Warrior of the Light adalah novel inspiratif karya Paulo Coelho seorang novelis Brasil dengan karya yang paling banyak dibaca di dunia. Paulo Coelho lahir pada 24 Agustus 1947 ( usia 78 tahun) di Rio De Janerio, Brasil. Buku “The Warior Of the Light” diterbitkan di Indonesia pada tahun 2024 oleh Gramedia Pustaka Utama (GPU) dan telah diterjemahkan oleh Eddie Riyadi Laggut-Terr dengan judul yang sama “Warrior Of the Light” atau bisa diartikan “Kesatria Cahaya”.
Buku Kitab Suci Kesatria Cahaya adalah ajakan bagi kita untuk mewujudkan impian, menerima ketidakpastian dalam hidup, dan bangkit untuk menyongsong takdir pribadi kita yang unik. Ada sosok sang Kesatria Cahaya dalam diri setiap orang.

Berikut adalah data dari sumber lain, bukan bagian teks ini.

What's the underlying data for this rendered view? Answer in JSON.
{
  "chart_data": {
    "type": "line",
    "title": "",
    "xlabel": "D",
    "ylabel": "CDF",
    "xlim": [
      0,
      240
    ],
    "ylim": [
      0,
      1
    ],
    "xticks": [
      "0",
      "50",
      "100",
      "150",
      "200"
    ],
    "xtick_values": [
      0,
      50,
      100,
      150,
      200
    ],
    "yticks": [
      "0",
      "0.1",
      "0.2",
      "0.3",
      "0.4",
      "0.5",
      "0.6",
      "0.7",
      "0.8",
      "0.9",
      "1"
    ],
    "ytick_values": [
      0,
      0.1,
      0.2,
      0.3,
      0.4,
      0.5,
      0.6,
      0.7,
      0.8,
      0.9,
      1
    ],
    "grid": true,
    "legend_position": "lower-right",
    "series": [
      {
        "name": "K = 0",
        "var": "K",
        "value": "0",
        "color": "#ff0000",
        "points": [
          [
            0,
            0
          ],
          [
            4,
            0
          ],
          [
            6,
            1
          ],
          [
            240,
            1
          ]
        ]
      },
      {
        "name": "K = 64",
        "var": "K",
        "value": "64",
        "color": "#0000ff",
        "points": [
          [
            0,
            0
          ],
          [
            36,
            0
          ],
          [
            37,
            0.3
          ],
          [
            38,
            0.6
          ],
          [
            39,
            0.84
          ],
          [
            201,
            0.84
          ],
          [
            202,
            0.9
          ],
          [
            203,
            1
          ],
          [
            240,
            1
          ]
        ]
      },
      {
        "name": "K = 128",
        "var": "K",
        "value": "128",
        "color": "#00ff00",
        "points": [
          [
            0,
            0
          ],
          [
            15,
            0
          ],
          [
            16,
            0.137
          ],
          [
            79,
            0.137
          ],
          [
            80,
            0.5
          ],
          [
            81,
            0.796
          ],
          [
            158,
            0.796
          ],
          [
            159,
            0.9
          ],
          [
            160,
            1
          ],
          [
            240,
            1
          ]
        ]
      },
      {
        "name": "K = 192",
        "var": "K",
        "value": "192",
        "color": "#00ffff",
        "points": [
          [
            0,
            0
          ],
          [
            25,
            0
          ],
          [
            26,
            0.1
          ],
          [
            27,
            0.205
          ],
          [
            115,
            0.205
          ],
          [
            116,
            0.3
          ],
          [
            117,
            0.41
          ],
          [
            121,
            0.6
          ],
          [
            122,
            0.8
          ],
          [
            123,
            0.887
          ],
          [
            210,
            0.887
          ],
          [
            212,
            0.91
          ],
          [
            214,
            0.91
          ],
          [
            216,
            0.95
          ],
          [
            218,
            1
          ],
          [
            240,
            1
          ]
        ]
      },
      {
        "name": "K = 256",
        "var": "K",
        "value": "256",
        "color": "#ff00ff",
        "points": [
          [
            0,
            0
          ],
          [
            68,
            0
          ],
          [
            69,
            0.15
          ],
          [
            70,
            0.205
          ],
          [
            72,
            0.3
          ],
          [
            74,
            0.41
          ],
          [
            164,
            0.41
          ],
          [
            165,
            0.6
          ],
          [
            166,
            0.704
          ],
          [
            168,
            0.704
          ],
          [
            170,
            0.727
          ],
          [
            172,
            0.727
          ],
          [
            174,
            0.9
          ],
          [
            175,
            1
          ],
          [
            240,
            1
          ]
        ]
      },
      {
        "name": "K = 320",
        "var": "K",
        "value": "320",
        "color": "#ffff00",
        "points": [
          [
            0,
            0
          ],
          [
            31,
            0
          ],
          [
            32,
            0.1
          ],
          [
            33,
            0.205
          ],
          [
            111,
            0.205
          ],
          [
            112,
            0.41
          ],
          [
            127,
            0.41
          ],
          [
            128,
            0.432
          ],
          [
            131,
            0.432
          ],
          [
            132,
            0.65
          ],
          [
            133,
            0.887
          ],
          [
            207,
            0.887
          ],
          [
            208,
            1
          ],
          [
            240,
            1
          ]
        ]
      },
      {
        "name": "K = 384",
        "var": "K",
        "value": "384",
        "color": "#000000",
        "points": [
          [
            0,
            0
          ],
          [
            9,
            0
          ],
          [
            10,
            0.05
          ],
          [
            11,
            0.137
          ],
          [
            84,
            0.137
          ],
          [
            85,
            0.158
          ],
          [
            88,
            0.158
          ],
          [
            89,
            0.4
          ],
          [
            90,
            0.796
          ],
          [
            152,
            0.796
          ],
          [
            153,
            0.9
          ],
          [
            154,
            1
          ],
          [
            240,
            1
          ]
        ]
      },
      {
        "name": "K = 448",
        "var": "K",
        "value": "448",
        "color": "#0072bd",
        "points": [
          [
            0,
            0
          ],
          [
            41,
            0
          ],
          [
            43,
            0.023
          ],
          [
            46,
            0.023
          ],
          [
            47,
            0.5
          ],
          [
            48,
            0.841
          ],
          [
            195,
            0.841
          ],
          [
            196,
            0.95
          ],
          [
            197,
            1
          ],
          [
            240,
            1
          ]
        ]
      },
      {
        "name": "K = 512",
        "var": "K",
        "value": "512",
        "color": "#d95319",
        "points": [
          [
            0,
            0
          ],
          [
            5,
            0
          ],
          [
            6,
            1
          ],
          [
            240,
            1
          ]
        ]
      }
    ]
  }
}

Jalan Kesatria Cahaya tak selalu mudah, tetapi dia menerima kegagalan-kegagalannya dan berjuang tak kenal lelah untuk memenuhi legenda pribadinya.
Warrior of the Light saat membaca judul bukunya kita akan berfikir bahwa buku ini berisi cerita dongeng seorang pendekar cahaya, namun saat membaca isi buku kita akan mengerti buku ini bukanlah buku yang berisi tentang cara menebas musuh dengan pedang, melainkan cara menebas rasa takut dengan kekuatan yang ada pada diri sendiri untuk mencapai kemenangan. Paulo Coelho mengajak pembaca mengetahui kiat-kiat kemenangan yang dilakukan oleh seorang Kesatria Cahaya, memahami bahwa seorang Kesatria Cahaya tidak selalu tampil gagah dan penuh kemenangan. Ia justru sering ragu, jatuh, takut, dan terluka, namun tetap memilih untuk bangkit.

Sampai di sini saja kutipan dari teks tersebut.